We believe time trade-off utility analysis is the most reproducible and well understood by patients

Can the most popular, current ophthalmic quality of life measures, the VF-14 and the National Eye Institute Visual Function Quotient–25 Question (NEI-VFQ-25) be used in cost utility analysis? Certainly not to date, and probably not in the future. Why? Because these ophthalmic measures of quality of life produce results that are not comparable with those obtained from quality of life instruments used in specialties outside ophthalmology. A major feature of a good quality of life instrument is that, in addition to being all encompassing of the variables that comprise quality of life, it should be applicable across all specialties.5 Utility analysis fits the criteria splendidly.

Until a standardised database of utility values is obtained from patients with diseases across all specialties in medicine, the great majority of cost utility analyses will not be comparable. Thus, the establishment of meaningful value based medicine standards will not be possible, and both quality of care and the efficiency of use of healthcare services will suffer.

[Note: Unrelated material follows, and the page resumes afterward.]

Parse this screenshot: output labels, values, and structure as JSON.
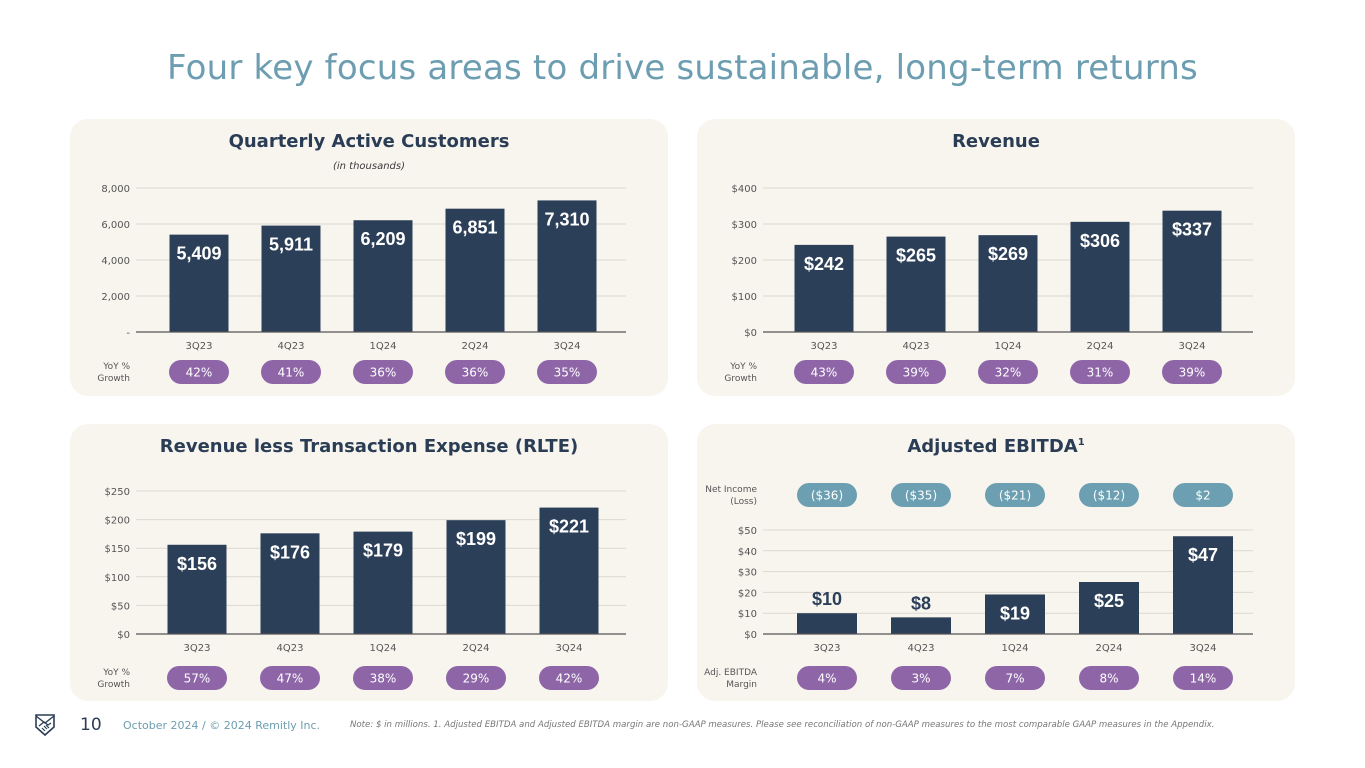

Can it be done? Absolutely. The key is selecting a right preference based tool and sticking with it. After experimenting with multiple quality of life instruments, We believe time trade-off utility analysis is the most reproducible and well understood by patients. Once the standardised utility value database integrates the utility values associated with ophthalmic diseases with those associated with diseases across all of medicine, the value based sky is the limit.